Square pegs, round holes, and why you can’t fight HIV/AIDS with monetarism
Square pegs, round holes, and why you can’t fight HIV/AIDS with monetarism
How the IMF is blocking progress in the fight against HIV/AIDS
The briefing examines the contradiction between the need to greatly scale-up social spending to fight HIV/AIDS and what can actually be spent under the IMF’s current low inflation monetary policy.
The following points are highlighted:
- spending on public health and education systems will need to be substantially increased in order to effectively combat HIV/AIDS and achieve the other UN Millennium Development Goals by 2015
- however, currently, countries are not able to increase public spending to the levels necessary for achieving the MDGs while also complying with the IMF’s preferred low-inflation/low-spending policies
- there is no consensus on the most acceptable level of inflation among economists, and many economists, including some at the World Bank, disagree with the IMF that inflation needs to be as low as 5 percent per year or below
- discussions of alternative monetary policies that would allow for such trade-offs between slightly higher inflation and more public health workers are currently precluded from the outset, but it is precisely these discussions that HIV/AIDS advocates must insist on.

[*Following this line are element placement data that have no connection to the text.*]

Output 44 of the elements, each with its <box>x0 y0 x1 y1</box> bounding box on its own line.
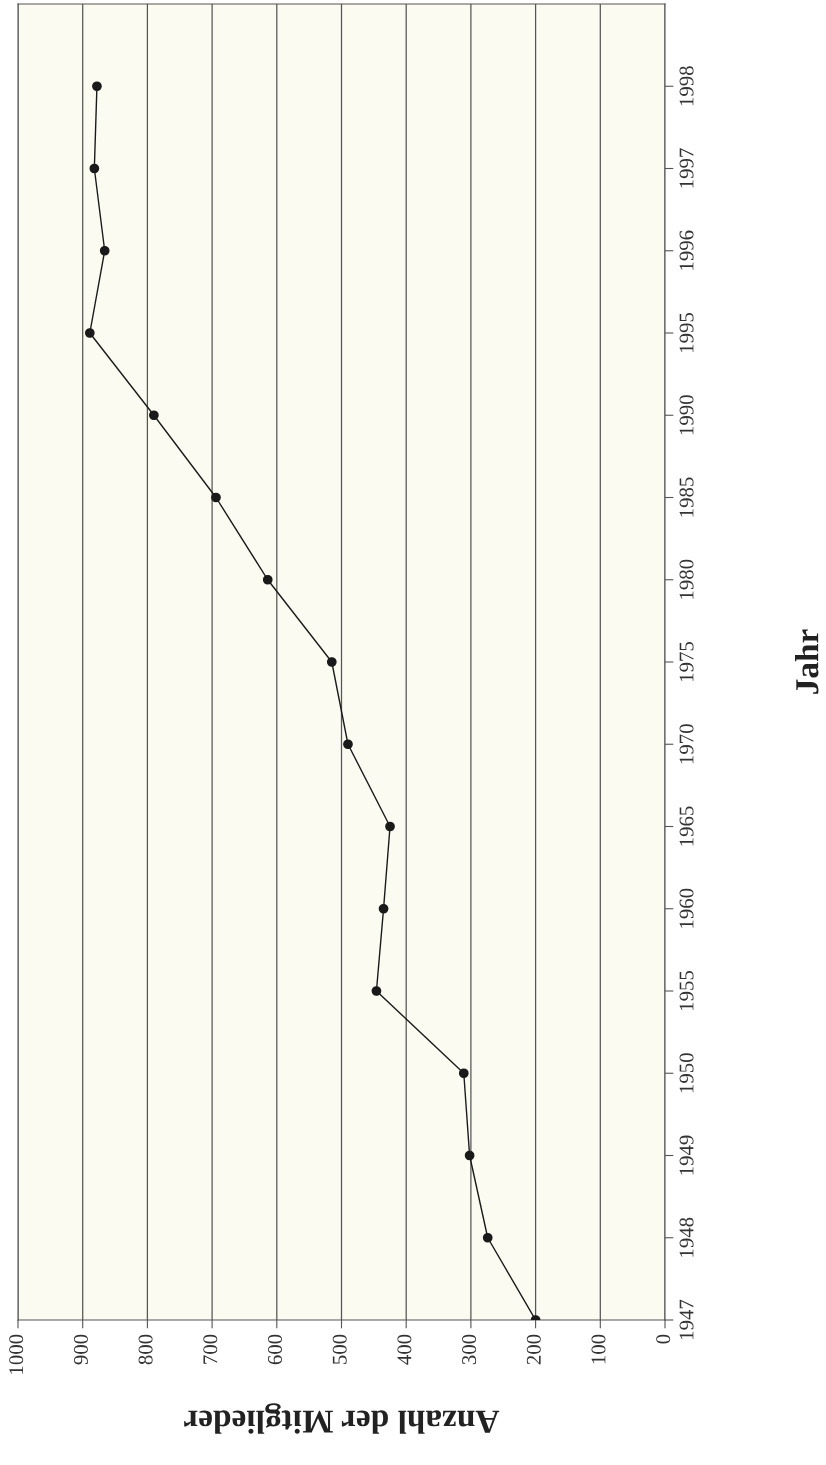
point <box>211 492 221 503</box>
y-tick-label: 1980 <box>679 559 694 599</box>
x-tick-label: 600 <box>267 1334 283 1365</box>
x-tick-label: 400 <box>397 1334 412 1365</box>
point <box>482 1232 493 1243</box>
point <box>92 81 102 92</box>
x-tick-label: 500 <box>332 1334 347 1364</box>
point <box>99 245 110 256</box>
y-tick-label: 1997 <box>679 148 694 188</box>
point <box>371 986 382 996</box>
y-tick-label: 1960 <box>679 888 694 928</box>
y-tick-label: 1950 <box>679 1053 694 1093</box>
y-tick-label: 1948 <box>679 1217 694 1257</box>
point <box>464 1150 475 1161</box>
x-tick-label: 800 <box>138 1334 153 1365</box>
x-tick-label: 100 <box>591 1334 606 1364</box>
point <box>326 657 337 667</box>
x-tick-label: 900 <box>73 1334 88 1365</box>
x-tick-label: 1000 <box>9 1334 24 1374</box>
y-tick-label: 1975 <box>679 641 694 681</box>
x-tick-label: 200 <box>526 1334 541 1365</box>
point <box>149 410 159 421</box>
point <box>343 739 353 750</box>
y-tick-label: 1955 <box>679 970 694 1010</box>
y-tick-label: 1949 <box>679 1135 694 1175</box>
y-tick-label: 1995 <box>679 312 694 352</box>
y-tick-label: 1965 <box>679 806 694 846</box>
point <box>89 163 100 174</box>
y-tick-label: 1998 <box>679 66 694 106</box>
point <box>378 903 389 914</box>
y-tick-label: 1990 <box>679 395 694 435</box>
point <box>262 574 273 585</box>
x-tick-label: 0 <box>656 1334 671 1344</box>
y-axis-title: Jahr <box>795 629 819 694</box>
point <box>385 821 395 832</box>
y-tick-label: 1996 <box>679 230 694 270</box>
y-tick-label: 1985 <box>679 477 694 517</box>
x-axis-title: Anzahl der Mitglieder <box>184 1403 500 1434</box>
y-tick-label: 1970 <box>679 724 694 764</box>
point <box>84 328 95 338</box>
y-tick-label: 1947 <box>679 1299 694 1339</box>
point <box>458 1068 469 1079</box>
x-tick-label: 300 <box>462 1334 477 1365</box>
x-tick-label: 700 <box>203 1334 218 1364</box>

Recommendations of the report are:
- given this degree of uncertainty, the IMF’s low-inflation targeting approach to monetary policy must be abandoned in favor of alternative monetary policies
- health, education, and HIV/AIDS advocates should work together within civil society and with their parliamentarians and media to publicly call on their finance ministries or treasury departments to take concrete steps on the IMF to stop loan conditions that call for tight monetary policies that constrain public spending at unnecessarily low levels.